So, according to Sacks biblical morality is a tension or interaction between unity and diversity. I think I understand local morality more as custom or culture than morality although I think I can see why Sacks favours morality and certainly morality is a part of custom or culture. Universal morality will to a large degree be free of local custom or culture although its formulation might lead back to unspoken origins. I'm not inclined to worry too much about this so long as there is consensus over human rights.
More to the point, unity or diversity alone will inevitably over time lead to stagnation; each perspective challenges the other and so opens up possibilities for change. The activity which enables systems of morality or culture to be dynamic is conversation and I will return to this.
In chapter 3 of 'The Dignity of Difference' Sacks goes on to discuss the nature of God:
As an ancient Jewish teaching puts it: 'When a human being makes many coins in the same mint, they all come out the same. God makes every person in the same image - His image - and each is different.' The challenge to the religious imagination is to see God's image in one who is not in our image. That is the converse of tribalism. But it is also something other than universalism. It takes difference seriously. (Page 60)
No individual therefore can know the mind of God because they are a part of it. Indeed no community and culture can know the mind of God because they are still only a part of it. This is why conversations are so important; the spirit creates something new out of the clash of cultures.
By way of illustration, let me make two comments. First, theologians are increasingly recognising the importance of contextual theology as opposed to academic theology. For the former the context of the theologian is important, not because it is therefore somehow relative, but because its context needs to be understood alongside those of other theologies. Conversations may be less effective where the contexts of those taking part are not known. The criticism of academic theology is where it claims to be somehow more objective. The criticism is that the academic simply does not know his or her own context. This is why an early post described my context.

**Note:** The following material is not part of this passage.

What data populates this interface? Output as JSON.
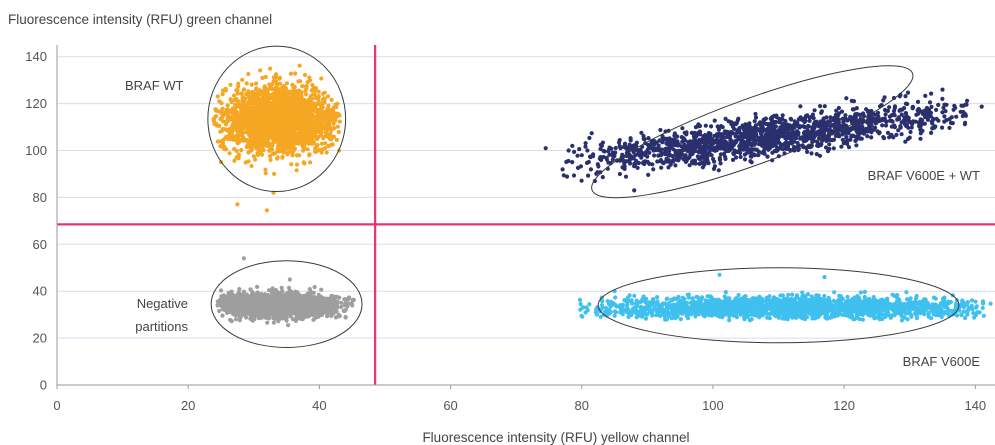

Second, Jesus' second commandment to love your neighbour as you love yourself. At school we were taught this as a three layer ranking of love. God first, neighbours second, self third. This splitting of the second commandment is of course absurd. If God has created all people in God's image then all people are equally loved. We have to love all including ourselves (and by extension our traditions) because all are loved by God. This is the origin of the idea of mutuality to which I will return in future.